Test Bench: NHT Verve Home Theater Speaker System

In the lab

Frequency response (at 2 meters) front left/right: 99 Hz to 18.1 kHz ±3.3 dB center: 99 Hz to 18.1 kHz ±3.0 dB surround: 101 Hz to 18.5 kHz ±3.1 dB subwoofer: 42 to 252 Hz ±3.6 dB

Sensitivity (SPL at 1 meter with 2.8 volts of pink-noise input) front left/right/center: 87 dB surround: 85 dB

Impedance (minimum / nominal) front left/right/center: 5.2 / 8 ohms surround: 4.7 / 11 ohms

Bass limits (lowest frequency and maximum SPL with limit of 10% distortion at 2 meters in a large room) front left/right/center: 80 Hz at 80 dB surround: 80 Hz at 80 dB subwoofer: 25 Hz at 81 dB SPL 95 dB average SPL from 25 to 62 Hz 104 dB maximum SPL at 50 Hz

All of the curves in the frequency-response graph are weighted to reflect how sound arrives at a listener's ears with normal speaker placement. The curve for the V Large was averaged over a ±30° window (the most typical listening angle). The center-channel curve reflects a horizontally positioned V Large's response averaged over ±45°, with double weight directly on-axis of the primary listener. The surround-channel curve shows a V Small's response averaged over ±60°.

I measured the speakers on a 6-foot stand, which gives anechoic results to approximately 200 Hz. All measurements except those for subwoofers are taken at a full 2 meters, which emulates a typical listening distance, allows the outputs of large speakers to fully integrate acoustically, and, unlike near-field measurements, fully includes front-panel reflections and cabinet diffraction.

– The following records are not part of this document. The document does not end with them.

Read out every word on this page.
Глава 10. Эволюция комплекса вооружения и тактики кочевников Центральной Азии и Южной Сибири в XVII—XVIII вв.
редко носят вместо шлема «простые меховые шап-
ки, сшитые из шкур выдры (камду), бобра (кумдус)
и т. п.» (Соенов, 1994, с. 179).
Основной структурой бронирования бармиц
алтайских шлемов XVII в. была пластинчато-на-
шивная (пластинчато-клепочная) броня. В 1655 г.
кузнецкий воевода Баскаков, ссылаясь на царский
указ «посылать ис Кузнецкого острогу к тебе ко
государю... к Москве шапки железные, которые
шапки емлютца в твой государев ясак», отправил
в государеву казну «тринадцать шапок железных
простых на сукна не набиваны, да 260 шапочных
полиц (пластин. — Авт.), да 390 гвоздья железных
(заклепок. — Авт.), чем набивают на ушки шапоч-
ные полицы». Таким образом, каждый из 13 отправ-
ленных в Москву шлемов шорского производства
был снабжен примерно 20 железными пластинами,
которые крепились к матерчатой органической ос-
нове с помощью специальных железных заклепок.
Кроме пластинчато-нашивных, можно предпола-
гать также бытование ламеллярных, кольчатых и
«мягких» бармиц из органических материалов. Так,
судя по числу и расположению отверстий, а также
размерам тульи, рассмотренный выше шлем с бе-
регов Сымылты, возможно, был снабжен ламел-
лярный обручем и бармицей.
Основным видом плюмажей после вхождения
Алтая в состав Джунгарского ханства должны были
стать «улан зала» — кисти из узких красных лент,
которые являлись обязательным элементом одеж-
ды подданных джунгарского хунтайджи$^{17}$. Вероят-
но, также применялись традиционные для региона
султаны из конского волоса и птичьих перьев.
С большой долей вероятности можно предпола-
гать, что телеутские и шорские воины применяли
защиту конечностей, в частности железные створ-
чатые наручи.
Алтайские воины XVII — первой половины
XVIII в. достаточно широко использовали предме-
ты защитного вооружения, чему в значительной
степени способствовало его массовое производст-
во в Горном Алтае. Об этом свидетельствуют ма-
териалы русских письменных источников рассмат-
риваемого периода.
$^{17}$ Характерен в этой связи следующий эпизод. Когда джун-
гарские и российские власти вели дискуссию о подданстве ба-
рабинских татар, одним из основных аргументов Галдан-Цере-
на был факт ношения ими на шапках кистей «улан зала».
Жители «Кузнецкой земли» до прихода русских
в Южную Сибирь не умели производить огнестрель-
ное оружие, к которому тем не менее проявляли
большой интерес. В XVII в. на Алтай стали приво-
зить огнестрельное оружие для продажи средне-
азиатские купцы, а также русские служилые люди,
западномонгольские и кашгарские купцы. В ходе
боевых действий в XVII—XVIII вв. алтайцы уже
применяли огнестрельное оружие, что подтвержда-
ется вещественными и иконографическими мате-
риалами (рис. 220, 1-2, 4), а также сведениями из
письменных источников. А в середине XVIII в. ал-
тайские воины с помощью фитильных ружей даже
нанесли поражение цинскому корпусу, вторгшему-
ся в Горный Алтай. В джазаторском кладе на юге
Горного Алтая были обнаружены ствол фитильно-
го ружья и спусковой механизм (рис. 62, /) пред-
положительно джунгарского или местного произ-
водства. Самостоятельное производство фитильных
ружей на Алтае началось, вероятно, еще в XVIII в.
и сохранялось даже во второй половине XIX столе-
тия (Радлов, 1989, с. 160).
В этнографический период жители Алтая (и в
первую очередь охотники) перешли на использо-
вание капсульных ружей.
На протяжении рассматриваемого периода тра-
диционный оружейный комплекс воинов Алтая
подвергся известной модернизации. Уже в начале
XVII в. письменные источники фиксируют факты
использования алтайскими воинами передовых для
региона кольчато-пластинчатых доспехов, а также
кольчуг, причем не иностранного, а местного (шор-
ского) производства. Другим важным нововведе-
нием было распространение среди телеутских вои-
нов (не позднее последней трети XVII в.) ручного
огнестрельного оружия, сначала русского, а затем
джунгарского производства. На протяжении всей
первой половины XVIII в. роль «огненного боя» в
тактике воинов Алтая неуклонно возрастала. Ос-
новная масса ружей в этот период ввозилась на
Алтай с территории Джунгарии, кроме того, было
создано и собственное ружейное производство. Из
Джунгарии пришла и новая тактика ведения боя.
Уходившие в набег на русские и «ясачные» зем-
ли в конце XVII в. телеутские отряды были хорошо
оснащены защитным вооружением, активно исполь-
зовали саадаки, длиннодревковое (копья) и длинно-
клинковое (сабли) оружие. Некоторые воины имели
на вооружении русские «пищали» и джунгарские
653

In terms of measurements, this is about the best-performing boxed speaker system I've seen, with flat, controlled directivity that almost seems too good to be true. The response graphs for the V Large, whether vertically or horizontally deployed, are virtually identical. That's because the ingenious coaxial midrange/tweeter array avoids the sometimes spectacular off-axis lobing characteristic of most horizontally-arrayed center-channel speakers. Thus, all the speakers in this system should have nearly identical sound when heard from the primary listening position. There is a small degree of lobing at radiating angles greater than 30 degrees, but the overall sound delivered to listeners is blemished by only small irregularities from any channel. The speakers have a smooth but slightly up-tilted response that is about 2 dB "hot" above 8 kHz, though this is easily corrected by a small reduction of the treble control if desired.


I measured the V Woofer's bass limits with it set to maximum bandwidth and placed in the optimal corner of a 7,500-cubic-foot room. In a smaller room, users can expect 2 to 3 Hz deeper extension and as much as 3 dB greater sound-pressure level (SPL). The V-woofer had limited low-frequency dynamics, but the extended upper-frequency response (all the way to 250 Hz) allows for a good match with the small satellites it's mated with. SPL averaged 95 db from 25 to 62 Hz and hit a maximum SPL of 104 dB at 50 Hz (within our 10% distortion limit).